Insuring your boat

Sinking boat

If you own a boat, you need to insure it.

In order to find the best boat insurance policy you need to determine the type of boat you own and what you plan on using it for. Cost will vary according to the age and type of boat.

Insurance for your boat is similar to that for your car. There is not only cover for the boat, but also for passengers, damage to other boats and damage to property.

Policy types

  • Third Party Liability covers boat owners for any damage they are not liable for, such as other vessels or property. It will also cover injuries to others including loss of life.
  • Comprehensive Cover usually covers all accidental damage, fire, theft and vandalism but is subject to policy conditions.
  • New-for-Old Cover means that any item damaged will be replaced with a new one. However, it's likely that there will be an age limit clause where the broker will instead pay out the market value of the item.
  • Racing Risks Cover is for those wishing to enter their boat in races. In competitions, boats travelling at higher speeds means a greater risk of damage.
  • Laid Up Period refers to the policies where it is established that a vessel is laid up ashore at certain times of the year.

Homeowner's policy

It's possible to have a boat insured under your home insurance policy, but this will rarely cover specific risks such as running aground or wreck removal.

Commercial cover

If you intend to use the boat for commercial purposes, for charter or even informal client entertainment, most insurance companies will class this as commercial use and the cover will probably be more expensive. Always check with your broker to make sure that you are covered.

Going abroad

It is important to check the territorial limits of any boat cover before undertaking a trip abroad. Many European countries will ask for evidence of insurance cover and may require a translation which your insurer should be able to provide.

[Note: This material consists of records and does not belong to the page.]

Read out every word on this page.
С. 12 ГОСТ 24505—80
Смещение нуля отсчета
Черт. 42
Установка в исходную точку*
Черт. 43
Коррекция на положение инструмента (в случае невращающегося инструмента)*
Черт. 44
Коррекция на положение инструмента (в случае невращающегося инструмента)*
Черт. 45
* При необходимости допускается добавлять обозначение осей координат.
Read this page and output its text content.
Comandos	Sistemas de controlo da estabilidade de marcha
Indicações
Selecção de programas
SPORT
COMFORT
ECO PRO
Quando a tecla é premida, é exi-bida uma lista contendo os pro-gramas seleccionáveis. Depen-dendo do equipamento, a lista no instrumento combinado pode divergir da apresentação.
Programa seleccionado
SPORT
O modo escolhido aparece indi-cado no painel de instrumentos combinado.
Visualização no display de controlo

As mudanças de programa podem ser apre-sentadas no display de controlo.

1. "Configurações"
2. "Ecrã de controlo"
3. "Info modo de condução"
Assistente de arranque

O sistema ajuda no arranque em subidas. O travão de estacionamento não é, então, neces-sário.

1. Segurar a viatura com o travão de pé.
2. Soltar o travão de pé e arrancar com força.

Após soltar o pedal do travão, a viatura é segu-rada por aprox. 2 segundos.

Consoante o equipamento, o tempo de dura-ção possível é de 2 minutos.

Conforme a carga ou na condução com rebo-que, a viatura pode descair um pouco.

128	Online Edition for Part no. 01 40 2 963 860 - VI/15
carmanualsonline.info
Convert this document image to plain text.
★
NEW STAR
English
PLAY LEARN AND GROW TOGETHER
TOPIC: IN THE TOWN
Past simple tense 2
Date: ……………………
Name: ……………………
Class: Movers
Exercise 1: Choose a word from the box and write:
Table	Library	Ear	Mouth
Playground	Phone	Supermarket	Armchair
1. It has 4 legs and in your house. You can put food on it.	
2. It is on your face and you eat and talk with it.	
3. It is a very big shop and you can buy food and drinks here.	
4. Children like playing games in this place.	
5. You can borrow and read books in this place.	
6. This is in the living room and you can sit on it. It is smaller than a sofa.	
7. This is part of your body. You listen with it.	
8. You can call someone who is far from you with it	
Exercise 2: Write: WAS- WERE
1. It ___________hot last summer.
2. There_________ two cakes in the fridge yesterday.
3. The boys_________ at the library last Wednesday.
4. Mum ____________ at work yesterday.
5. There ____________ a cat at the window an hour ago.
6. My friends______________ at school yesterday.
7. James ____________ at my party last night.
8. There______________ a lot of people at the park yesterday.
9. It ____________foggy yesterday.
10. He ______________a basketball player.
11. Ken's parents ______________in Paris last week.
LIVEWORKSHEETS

Which insurance company to choose

You should always choose a familiar and reputable insurance company which specifically caters for boat insurance. Many regular high street insurers are able to offer boat insurance, but may not have the expertise to offer the best advice. If you're in the UK, it is always best to choose a firm based in the UK so that access to UK Law and competition is available if a problem should occur.

Making a Claim

Submit your claim as soon as possible after an accident. Any incidences of theft or criminal damage should be reported to the police. Remember that you'll need the Crime Reference Number for the claim form.

You will be required to provide at least one estimate for the repairs or a written quote for the replacement items if a repair is not possible. Your insurance company may ask to inspect any equipment damaged, before authorising its replacement or send a Loss Adjuster or Surveyor to assess the damage.


Most insurance companies will require a survey for any boat aged 20 years old or more, and again after every five years. Some boats may require a survey earlier than this if they have sustained serious damage, if they are wooden or if they have been self-built.

Legal protection

For an additional premium, some insurance policies can be extended to include legal representation if your boat is involved in accident resulting in you suffering financial loss or injury.

None of us can predict when or where an accident may occur. However careful or experienced you may be it's vital to insure your boat. Speak to fellow sailors and do plenty of research on the web. The peace of mind which comes with the right boat insurance is invaluable.